Is Digital Transformation the new goal?
Business Transformation initiatives are increasingly centering on technology. The goal is now Digital Business Transformation. Our world is changing so fast and the solutions of previous years are not cutting it for today’s challenges. Technology can help solve some of those problems. At the very least it can help us to see those problems differently by providing a wealth of data.
There is an urgency for Governments, Organisations and Individuals to embrace digital transformation or else they are going to get left behind. Many are still resisting because the reality is – change is difficult. Especially, change that has no precedent or clear blueprint. For example, what impact will Artificial Intelligence have on the workplace, will it make people redundant as some fear?
Technology is now a game changer. It is no-longer just an enabler but is it more important than people or process? After all the real goal is serving clients.
Ditching the Triangle
As was the case with my new clients, the focus of Business Transformation initiatives, especially Digital ones, becomes functionality, configuration and integration of the technology. Even Process takes a back seat to this. Today many are ‘ditching the traditional triangle of People, Process and Technology’. In ditching the triangle the emphasis has shifted to focusing on automation, i.e. the technology. If ditching the triangle is, as some say in order to redress the balance then that makes sense. But in practice many work as if technology is the Panacea and the only thing that counts. I don’t agree that this is an effective approach.

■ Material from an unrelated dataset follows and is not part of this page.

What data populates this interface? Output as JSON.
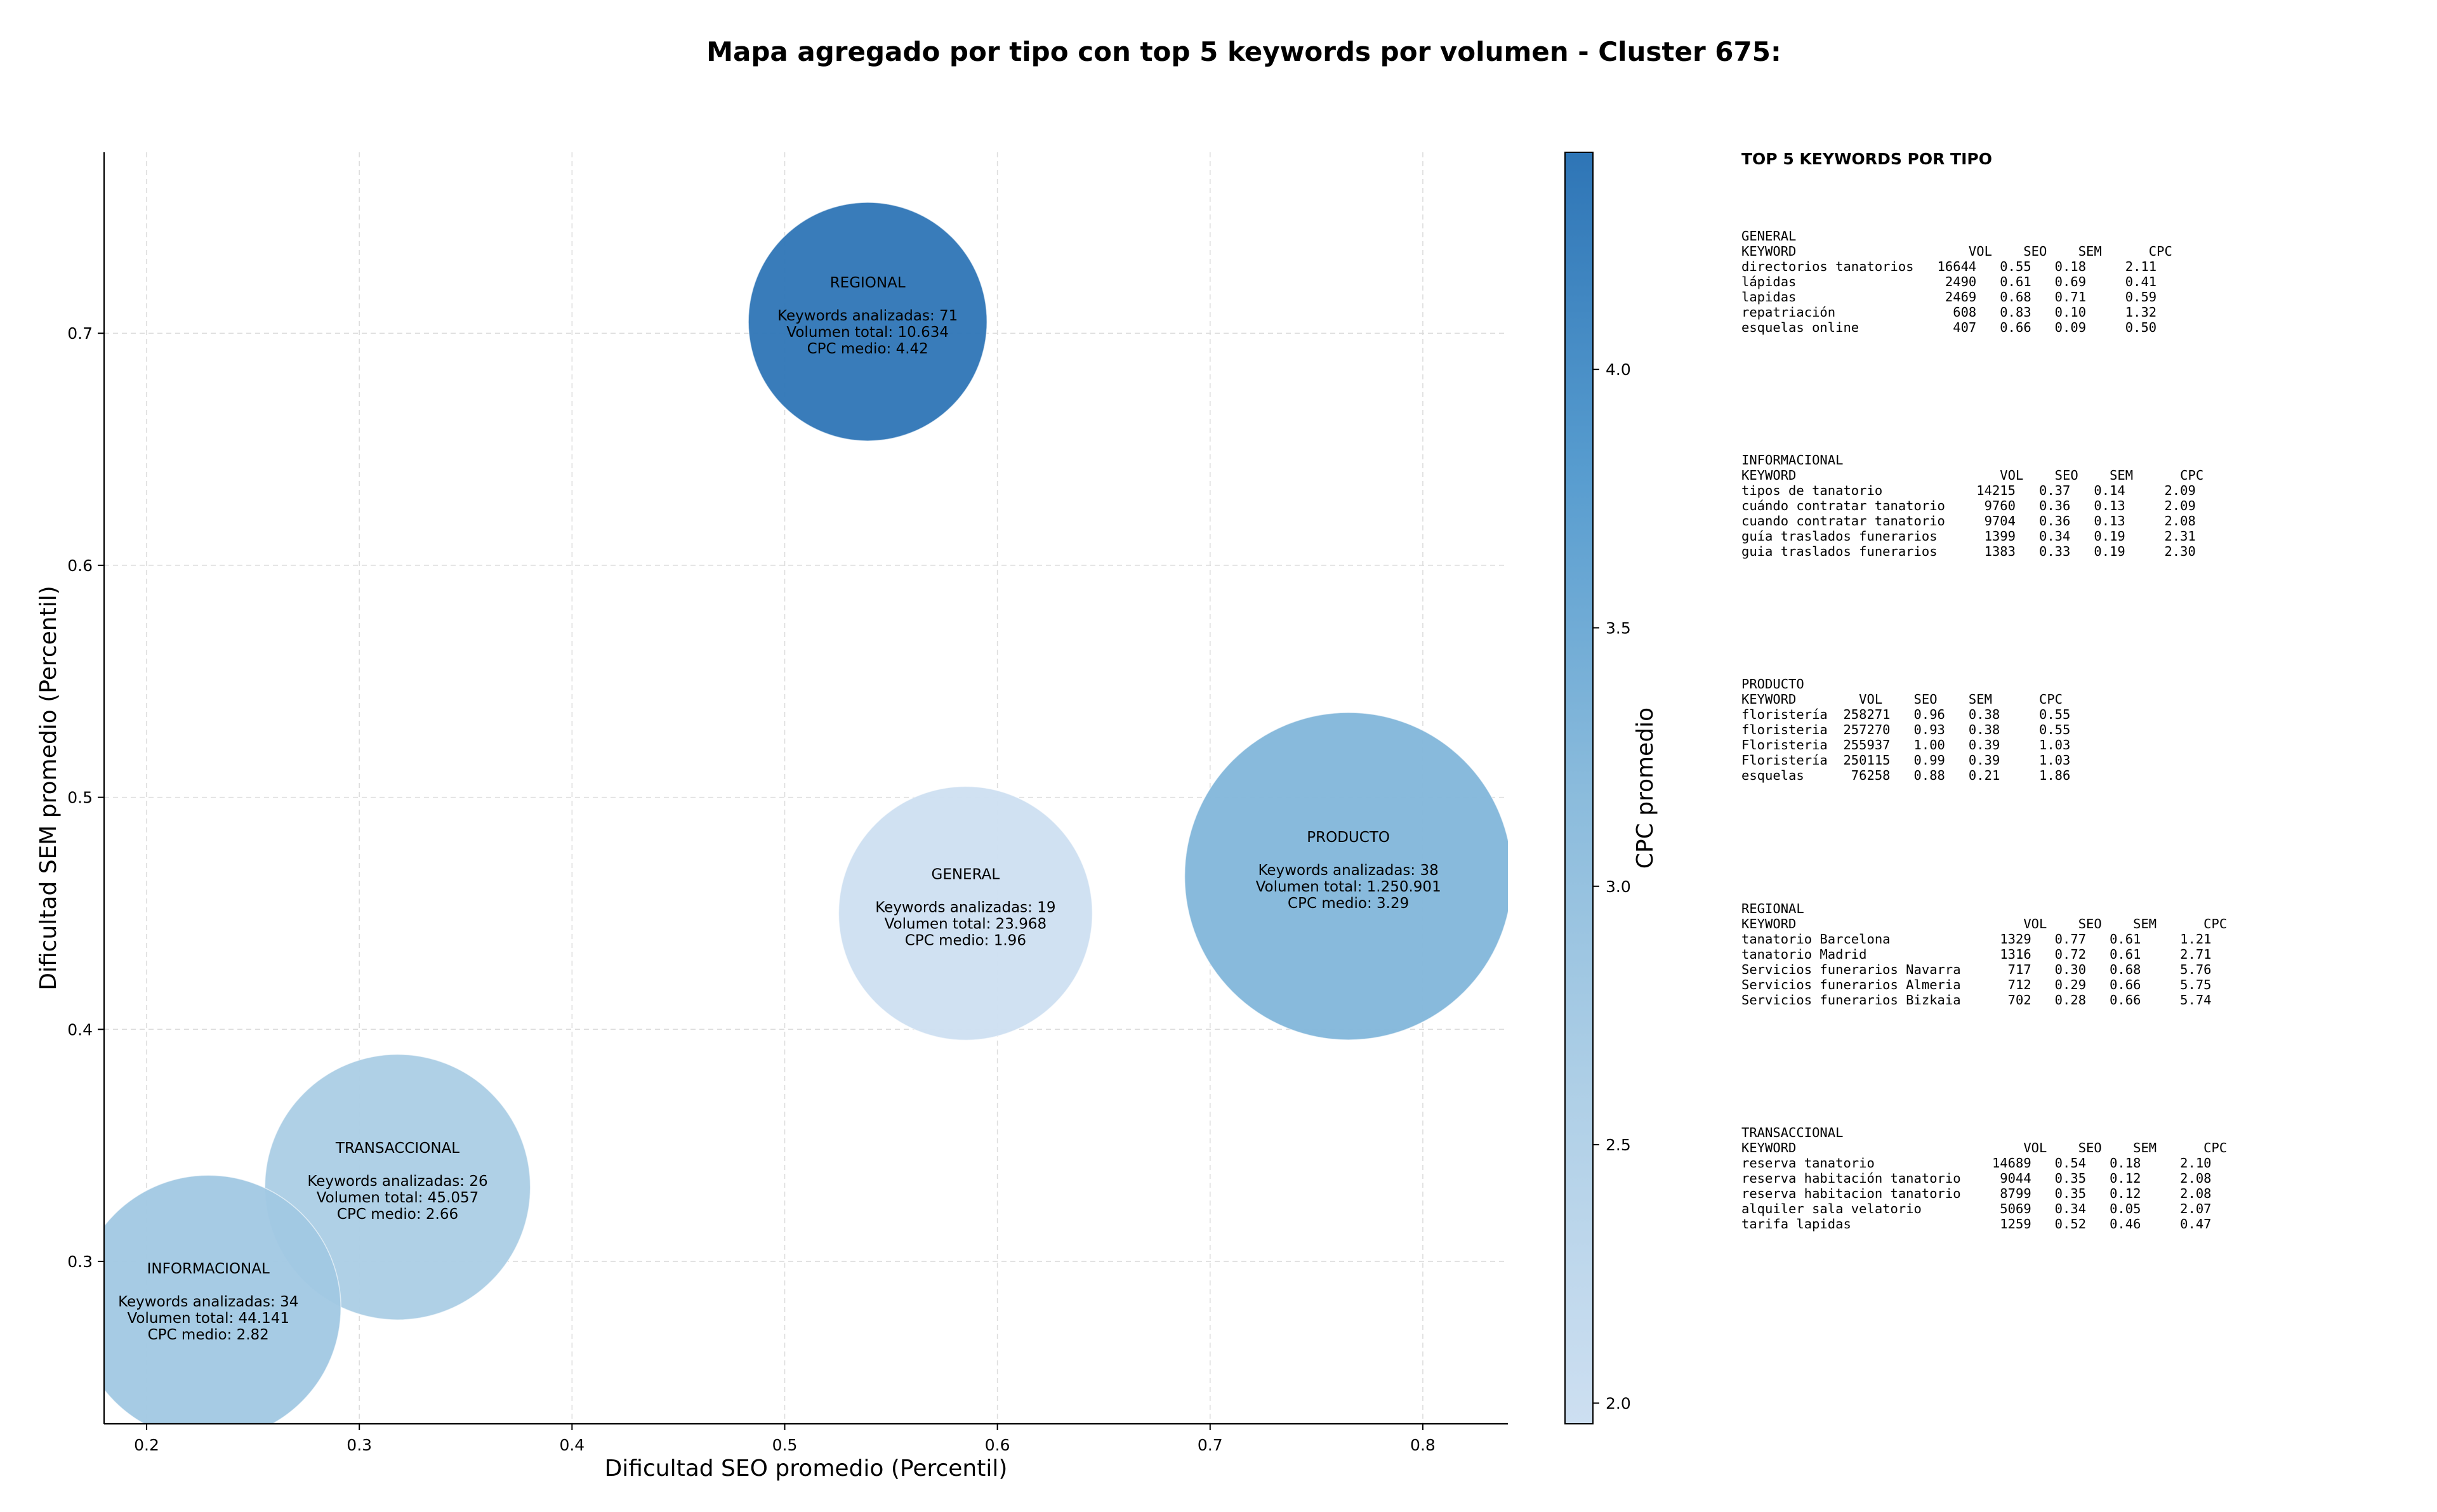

The prevailing wisdom seems to be that if we automate we can cut out human error, and it would seem let the technology operate itself. That means no need for ‘buy-in’ from humans. That may be true of routine, non value added tasks. But ultimately we must remember that the End User is a human. Complex individuals whose needs and wants are not easily determined. People are critical to new product development and innovation. Studies now show that one of the benefits of having a diverse workforce is that they are more representative of the End User. This has translated into firms with employees who have two dimensions of diversity being 45% likelier to report a growth in market share over the 12 month period prior tot he survey and 70% likelier to report that the firm captured a new market.

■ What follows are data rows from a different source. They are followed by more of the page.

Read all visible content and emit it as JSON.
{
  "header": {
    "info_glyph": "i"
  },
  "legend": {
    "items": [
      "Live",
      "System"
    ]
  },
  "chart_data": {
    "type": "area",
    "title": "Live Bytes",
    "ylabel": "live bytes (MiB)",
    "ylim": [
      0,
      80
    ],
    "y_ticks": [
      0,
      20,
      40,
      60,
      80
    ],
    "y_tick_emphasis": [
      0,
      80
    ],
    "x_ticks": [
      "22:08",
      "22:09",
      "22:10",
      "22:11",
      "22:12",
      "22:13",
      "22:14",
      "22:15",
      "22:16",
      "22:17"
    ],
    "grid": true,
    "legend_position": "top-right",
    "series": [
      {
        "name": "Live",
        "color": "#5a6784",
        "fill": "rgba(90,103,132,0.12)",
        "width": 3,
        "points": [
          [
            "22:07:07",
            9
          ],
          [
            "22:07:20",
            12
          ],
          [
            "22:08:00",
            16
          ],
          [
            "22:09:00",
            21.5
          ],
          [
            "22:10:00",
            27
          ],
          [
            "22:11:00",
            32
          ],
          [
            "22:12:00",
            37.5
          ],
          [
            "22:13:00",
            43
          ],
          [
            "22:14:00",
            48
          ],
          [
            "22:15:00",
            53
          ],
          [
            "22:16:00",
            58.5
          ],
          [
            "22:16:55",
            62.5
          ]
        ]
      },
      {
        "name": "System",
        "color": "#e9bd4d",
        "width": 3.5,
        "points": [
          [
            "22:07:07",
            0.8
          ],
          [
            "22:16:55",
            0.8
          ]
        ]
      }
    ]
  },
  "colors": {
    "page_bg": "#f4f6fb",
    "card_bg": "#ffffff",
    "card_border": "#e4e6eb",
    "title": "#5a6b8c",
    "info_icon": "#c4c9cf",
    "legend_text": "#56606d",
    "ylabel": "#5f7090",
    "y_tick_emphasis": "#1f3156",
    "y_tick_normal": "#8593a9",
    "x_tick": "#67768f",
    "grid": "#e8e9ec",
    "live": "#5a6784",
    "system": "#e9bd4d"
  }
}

Moreover, it’s becoming increasingly clear that people are rejecting the nameless/faceless organisation. Whilst the Millennial Generation grew up in a world of Social Media, even they hunger for connection. They love to be part of a cause and aligning with a company’s “Why” is a key part of their buying decision making process.
Getting the Balance right
There was a need to shift the dialogue so that technology was perceived as more than an enabler. For now it is a critical success factor. However, in time, once all organisations are Digital, this will change. The playing field will be level. We are a very long way off from that so for now I think we’ll keep the triangle but understand the need to get the balance right between these 3 critical success factors.